What is “special needs”? Many of the orphans waiting in Chinese orphanages are labeled “special needs.”  They are labeled “special needs” because they have a medical need or needs. When this was first presented to us, our initial reaction was this was not something we were interested in. Our first thought was we cannot move forward because we cannot afford it – we cannot handle a “special needs” child. We wanted to say no, but we both agreed that we couldn’t say no until we looked into it further and covered it in prayer. We quickly learned that the list of commonly seen needs in these children varies from minor (a severe birthmark), to correctable (a club foot, cleft lip and palate or heart defect), to more moderate and severe needs (cerebral palsy to spinal bifida).  We also learned that it is very difficult to survive life in an institution as a healthy orphan, but these “special needs” children are the most vulnerable and even in an institution’s care are sometimes still uncared for.

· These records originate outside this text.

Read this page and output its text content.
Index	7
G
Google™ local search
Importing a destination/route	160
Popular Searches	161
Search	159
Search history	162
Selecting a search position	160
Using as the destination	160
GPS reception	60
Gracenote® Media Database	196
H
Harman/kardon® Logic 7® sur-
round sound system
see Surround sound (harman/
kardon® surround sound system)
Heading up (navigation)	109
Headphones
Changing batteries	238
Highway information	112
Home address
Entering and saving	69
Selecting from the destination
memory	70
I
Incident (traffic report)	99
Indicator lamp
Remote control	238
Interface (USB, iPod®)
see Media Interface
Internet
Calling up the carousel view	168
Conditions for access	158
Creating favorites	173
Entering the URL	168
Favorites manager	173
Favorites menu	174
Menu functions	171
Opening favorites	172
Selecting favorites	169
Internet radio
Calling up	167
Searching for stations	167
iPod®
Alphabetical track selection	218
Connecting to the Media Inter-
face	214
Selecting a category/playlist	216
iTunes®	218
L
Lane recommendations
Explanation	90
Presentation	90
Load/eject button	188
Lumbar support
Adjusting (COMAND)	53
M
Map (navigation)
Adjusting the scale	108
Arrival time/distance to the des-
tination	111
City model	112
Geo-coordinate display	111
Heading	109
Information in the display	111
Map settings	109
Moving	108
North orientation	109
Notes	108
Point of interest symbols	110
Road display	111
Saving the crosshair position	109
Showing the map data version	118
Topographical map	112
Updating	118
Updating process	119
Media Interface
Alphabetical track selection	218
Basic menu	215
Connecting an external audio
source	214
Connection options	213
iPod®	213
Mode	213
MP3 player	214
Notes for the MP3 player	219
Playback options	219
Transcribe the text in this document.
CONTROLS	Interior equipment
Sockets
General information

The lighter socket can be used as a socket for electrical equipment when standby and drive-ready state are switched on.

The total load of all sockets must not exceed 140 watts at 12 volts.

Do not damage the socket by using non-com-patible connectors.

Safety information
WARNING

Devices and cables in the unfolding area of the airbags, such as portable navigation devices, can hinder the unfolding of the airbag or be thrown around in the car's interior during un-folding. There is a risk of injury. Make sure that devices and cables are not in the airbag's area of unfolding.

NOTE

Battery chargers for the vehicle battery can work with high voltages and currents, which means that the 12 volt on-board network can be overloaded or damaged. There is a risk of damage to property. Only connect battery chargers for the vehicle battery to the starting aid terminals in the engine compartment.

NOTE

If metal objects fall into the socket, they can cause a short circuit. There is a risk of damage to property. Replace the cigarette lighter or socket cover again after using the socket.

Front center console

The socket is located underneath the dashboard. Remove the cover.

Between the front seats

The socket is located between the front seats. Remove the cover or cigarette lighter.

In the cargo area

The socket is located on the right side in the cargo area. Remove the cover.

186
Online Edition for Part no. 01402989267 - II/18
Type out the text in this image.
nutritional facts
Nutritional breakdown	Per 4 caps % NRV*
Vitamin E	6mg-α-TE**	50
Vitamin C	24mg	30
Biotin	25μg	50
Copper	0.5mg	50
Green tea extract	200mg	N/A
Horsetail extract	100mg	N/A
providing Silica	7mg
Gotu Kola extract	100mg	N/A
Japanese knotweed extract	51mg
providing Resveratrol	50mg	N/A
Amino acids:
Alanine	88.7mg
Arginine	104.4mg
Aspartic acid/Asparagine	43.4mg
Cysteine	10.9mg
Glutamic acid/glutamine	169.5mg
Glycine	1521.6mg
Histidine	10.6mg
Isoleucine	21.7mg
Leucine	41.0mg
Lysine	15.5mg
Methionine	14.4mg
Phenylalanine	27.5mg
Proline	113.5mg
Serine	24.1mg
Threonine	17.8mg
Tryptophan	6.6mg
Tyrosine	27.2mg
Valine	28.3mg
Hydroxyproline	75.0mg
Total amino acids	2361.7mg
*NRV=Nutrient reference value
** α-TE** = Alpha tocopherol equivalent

As a family born in the U.S. making more than $33k per year, we are among the top 1% wealthiest in the world. This is totally within our capabilities. We may have to scale back a little and adjust to what’s really important. But we quickly realized that this label of “special needs” was more out of our comfort zone than our capabilities.

As believers in Christ, we are called to care for the orphan. James 1:27 states, “Pure and undefiled religion in the sight of our God and Father is this: to visit orphans and widows in their distress, and to keep oneself unstained by the world.” Jesus was and is passionate about the orphan. “I will not leave you as orphans; I will come to you.” John 14:18

After much prayer and research, we decided this is the path we should take. Of course, there is added risk involved, but there is not much you can do in life that comes without risk. We do not have all the answers on how we will deal with these medical needs. Yet, we realized God’s perspective is different than ours. He will make a way when we cannot see a way. All we are called to do is obey. (We are already seeing Him providing for us as we step out in faith).

Finally, I’ll leave you with some photos we took yesterday at the Austin Asian Cultural Center. It is the beginning of the Chinese New Year. We are excited to learn more about this culture that will be a part of our family forever! It was Fun!!


Ollin loved watching the girls perform!


His name in Chinese!


Learning how to make Chinese crafts!